Here's the principle from actor-network theory that I find endlessly illuminating. Try it out in your Yoda voice:
I found this principle helpful when trying to explain what kind of group my dissertation partner organization Tapestry might be. Latour says that it doesn't matter, that sociological labels do more harm than good when we're trying to understand what's actually going on in a particular social scene.
We can't actually take the existence of groups for granted, Latour says. What we can do as observers—and what we must do as leaders—is attend to group formation. A group exists only inasmuch as it is constantly forming itself as a group. Or as I said in my dissertation,
what makes a group recognizable is not aggregate statistics about its members but the practices that allow the group to solidify those connections across time, to keep working in common for more than just a fleeting moment
In my view, General Convention is a fleeting triennial moment when Episcopalians make plans for how to keep working in common in the years ahead. Which I suppose is obvious in and of itself. Except Latour would caution us not to tell too simplistic a story about how those plans are taking shape.
It's true that the heartbeat of General Convention is the hypnotic rhythm of parliamentary procedure and the resolutions and elected roles it facilitates—
Mister Secretary, what is the next order of business?
Thank you Madam President. The next order of business ...
Please vote.
Please vote.
PLEASE vote. 😇
Please VOTE. 😡
—But Latour would tell us that it is a grave mistake to equate the sum of the work done at General Convention with the minutes of the houses and the end state of the virtual binder of resolutions and elections. (Lots of the people taking potshots at the proceedings are doing precisely this.)
As I walked around the corridors, meeting rooms, exhibit halls, and streets of Louisville—sometimes with a preschooler on my shoulders—I couldn't help but notice the many diverse and subtler elements of Latour's "matrices of relations," the quiet and the raucous acts of group formation in the form of
- hugs;
- text messages;
- happy lunches over sad food;
- dance moves;
- TikToks;
- TikToks about dance moves;
- pilgrimages to the worthier coffee spots;
- rants about bishops;
- raves about young people;
- confessions of exhaustion, impatience, and their various byproducts;
- jokes about the simultaneous creativity and cheapness of convention swag;
- frantic feats of face recognition, height non-recognition, name mangling, relational context reconstruction, and more;
- welcoming strangers onto elevators;
- swapping snacks, bragging about snacks, devouring snacks, documenting the cost of snacks; and
- yes, regrettably, contributing a couple of micro-cents to Elon Musk's bottom line out of sheer desperation for the one utterly unreplaceable function of the website he ruined.
Don't get me wrong.
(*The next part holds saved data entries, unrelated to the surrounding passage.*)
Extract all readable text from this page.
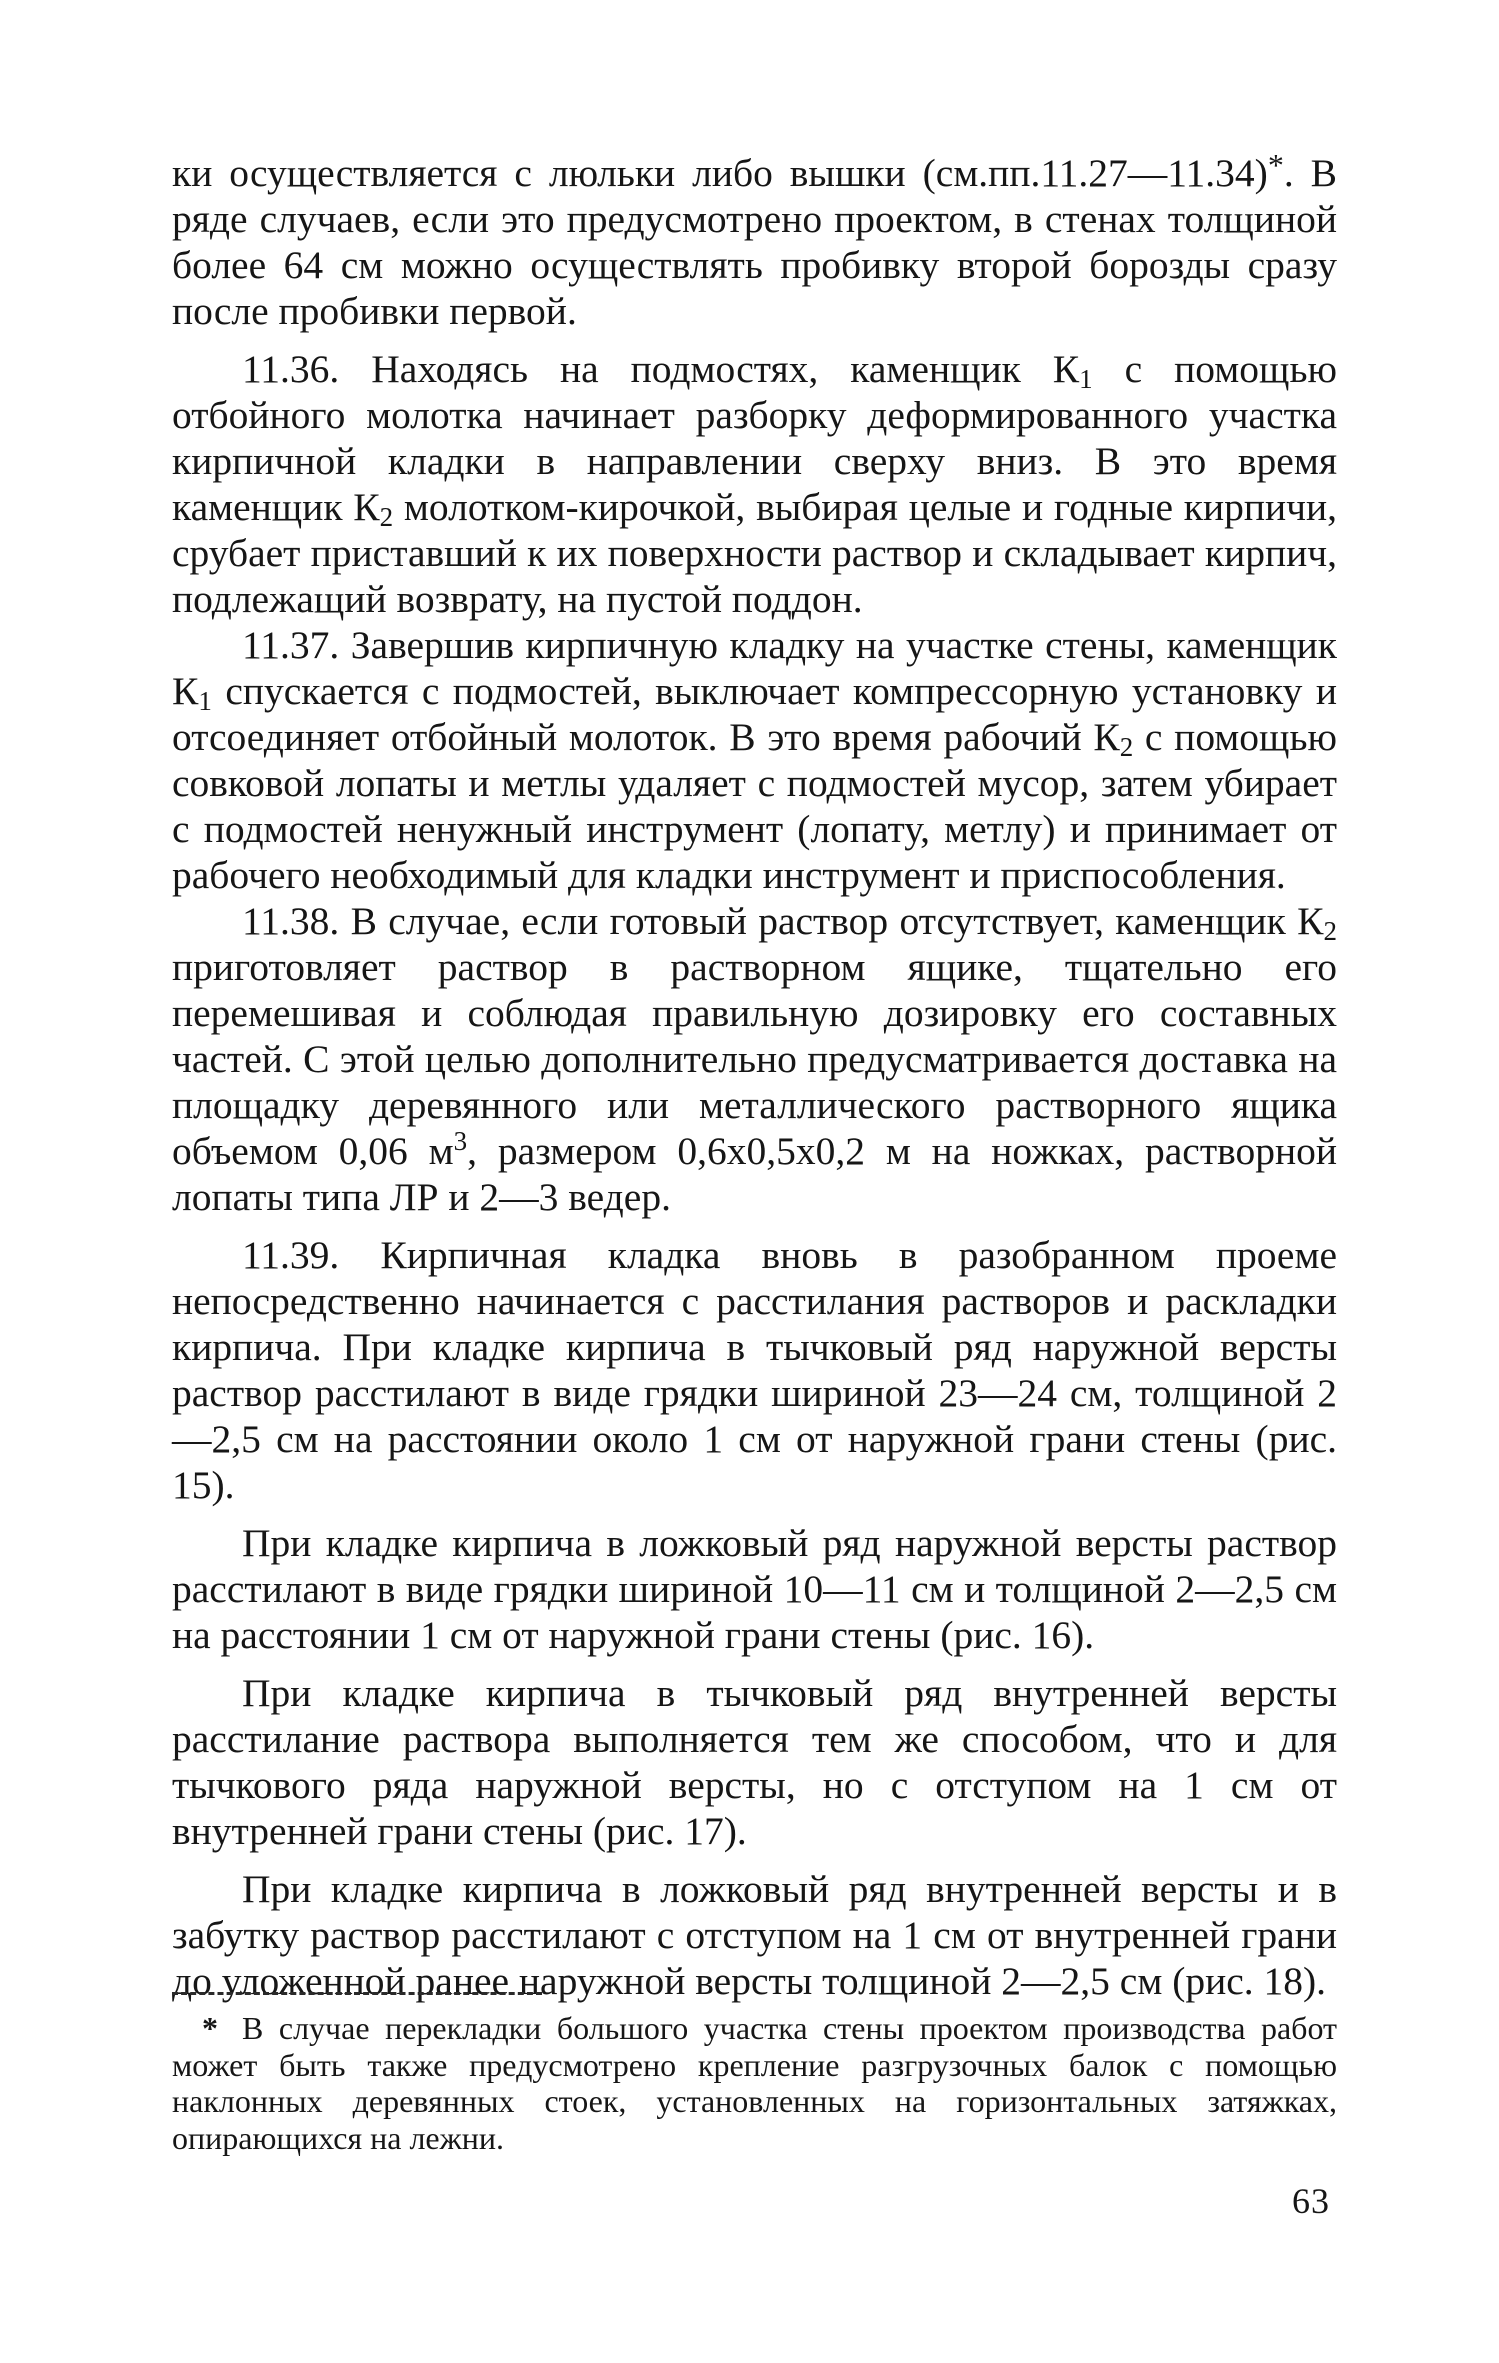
ки осуществляется с люльки либо вышки (см.пп.11.27—11.34)*. В ряде случаев, если это предусмотрено проектом, в стенах толщиной более 64 см можно осуществлять пробивку второй борозды сразу после пробивки первой.

11.36. Находясь на подмостях, каменщик $К_1$ с помощью отбойного молотка начинает разборку деформированного участка кирпичной кладки в направлении сверху вниз. В это время каменщик $К_2$ молотком-кирочкой, выбирая целые и годные кирпичи, срубает приставший к их поверхности раствор и складывает кирпич, подлежащий возврату, на пустой поддон.

11.37. Завершив кирпичную кладку на участке стены, каменщик $К_1$ спускается с подмостей, выключает компрессорную установку и отсоединяет отбойный молоток. В это время рабочий $К_2$ с помощью совковой лопаты и метлы удаляет с подмостей мусор, затем убирает с подмостей ненужный инструмент (лопату, метлу) и принимает от рабочего необходимый для кладки инструмент и приспособления.

11.38. В случае, если готовый раствор отсутствует, каменщик $К_2$ приготовляет раствор в растворном ящике, тщательно его перемешивая и соблюдая правильную дозировку его составных частей. С этой целью дополнительно предусматривается доставка на площадку деревянного или металлического растворного ящика объемом 0,06 $м^3$, размером 0,6х0,5х0,2 м на ножках, растворной лопаты типа ЛР и 2—3 ведер.

11.39. Кирпичная кладка вновь в разобранном проеме непосредственно начинается с расстилания растворов и раскладки кирпича. При кладке кирпича в тычковый ряд наружной версты раствор расстилают в виде грядки шириной 23—24 см, толщиной 2—2,5 см на расстоянии около 1 см от наружной грани стены (рис. 15).

При кладке кирпича в ложковый ряд наружной версты раствор расстилают в виде грядки шириной 10—11 см и толщиной 2—2,5 см на расстоянии 1 см от наружной грани стены (рис. 16).

При кладке кирпича в тычковый ряд внутренней версты расстилание раствора выполняется тем же способом, что и для тычкового ряда наружной версты, но с отступом на 1 см от внутренней грани стены (рис. 17).

При кладке кирпича в ложковый ряд внутренней версты и в забутку раствор расстилают с отступом на 1 см от внутренней грани до уложенной ранее наружной версты толщиной 2—2,5 см (рис. 18).

* В случае перекладки большого участка стены проектом производства работ может быть также предусмотрено крепление разгрузочных балок с помощью наклонных деревянных стоек, установленных на горизонтальных затяжках, опирающихся на лежни.

63
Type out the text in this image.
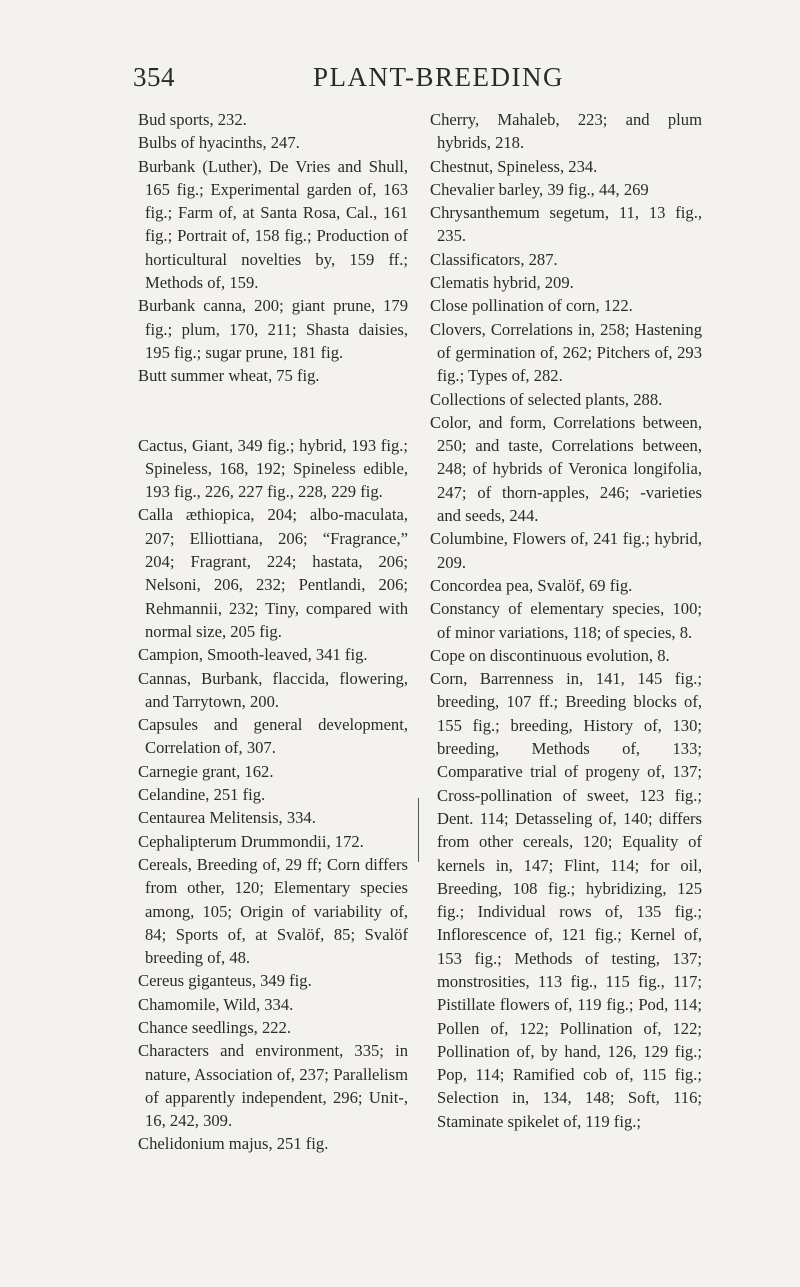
354	PLANT-BREEDING

Bud sports, 232.

Bulbs of hyacinths, 247.

Burbank (Luther), De Vries and Shull, 165 fig.; Experimental garden of, 163 fig.; Farm of, at Santa Rosa, Cal., 161 fig.; Portrait of, 158 fig.; Production of horticultural novelties by, 159 ff.; Methods of, 159.

Burbank canna, 200; giant prune, 179 fig.; plum, 170, 211; Shasta daisies, 195 fig.; sugar prune, 181 fig.

Butt summer wheat, 75 fig.

Cactus, Giant, 349 fig.; hybrid, 193 fig.; Spineless, 168, 192; Spineless edible, 193 fig., 226, 227 fig., 228, 229 fig.

Calla æthiopica, 204; albo-maculata, 207; Elliottiana, 206; “Fragrance,” 204; Fragrant, 224; hastata, 206; Nelsoni, 206, 232; Pentlandi, 206; Rehmannii, 232; Tiny, compared with normal size, 205 fig.

Campion, Smooth-leaved, 341 fig.

Cannas, Burbank, flaccida, flowering, and Tarrytown, 200.

Capsules and general development, Correlation of, 307.

Carnegie grant, 162.

Celandine, 251 fig.

Centaurea Melitensis, 334.

Cephalipterum Drummondii, 172.

Cereals, Breeding of, 29 ff; Corn differs from other, 120; Elementary species among, 105; Origin of variability of, 84; Sports of, at Svalöf, 85; Svalöf breeding of, 48.

Cereus giganteus, 349 fig.

Chamomile, Wild, 334.

Chance seedlings, 222.

Characters and environment, 335; in nature, Association of, 237; Parallelism of apparently independent, 296; Unit-, 16, 242, 309.

Chelidonium majus, 251 fig.

Cherry, Mahaleb, 223; and plum hybrids, 218.

Chestnut, Spineless, 234.

Chevalier barley, 39 fig., 44, 269

Chrysanthemum segetum, 11, 13 fig., 235.

Classificators, 287.

Clematis hybrid, 209.

Close pollination of corn, 122.

Clovers, Correlations in, 258; Hastening of germination of, 262; Pitchers of, 293 fig.; Types of, 282.

Collections of selected plants, 288.

Color, and form, Correlations between, 250; and taste, Correlations between, 248; of hybrids of Veronica longifolia, 247; of thorn-apples, 246; -varieties and seeds, 244.

Columbine, Flowers of, 241 fig.; hybrid, 209.

Concordea pea, Svalöf, 69 fig.

Constancy of elementary species, 100; of minor variations, 118; of species, 8.

Cope on discontinuous evolution, 8.

Corn, Barrenness in, 141, 145 fig.; breeding, 107 ff.; Breeding blocks of, 155 fig.; breeding, History of, 130; breeding, Methods of, 133; Comparative trial of progeny of, 137; Cross-pollination of sweet, 123 fig.; Dent. 114; Detasseling of, 140; differs from other cereals, 120; Equality of kernels in, 147; Flint, 114; for oil, Breeding, 108 fig.; hybridizing, 125 fig.; Individual rows of, 135 fig.; Inflorescence of, 121 fig.; Kernel of, 153 fig.; Methods of testing, 137; monstrosities, 113 fig., 115 fig., 117; Pistillate flowers of, 119 fig.; Pod, 114; Pollen of, 122; Pollination of, 122; Pollination of, by hand, 126, 129 fig.; Pop, 114; Ramified cob of, 115 fig.; Selection in, 134, 148; Soft, 116; Staminate spikelet of, 119 fig.;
The official acts of General Convention are incredibly important. Likely difference-making along many axes of importance.
But perhaps because I was seeing my old life through new eyes—and especially because I did get some very long overdue hugs from old friends—that's the biggest thing I'm taking away from GC81:
All those small reminders of the difference-making acts that make the church I belong to, and the life that God has given me, such a beautiful matrix of relations in constant and chaotic mutual formation.
*Please don't call it GenCon.
**The more connections, the more freedom to act. Is that ironic or unsurprising, theologically? That's a post for another day.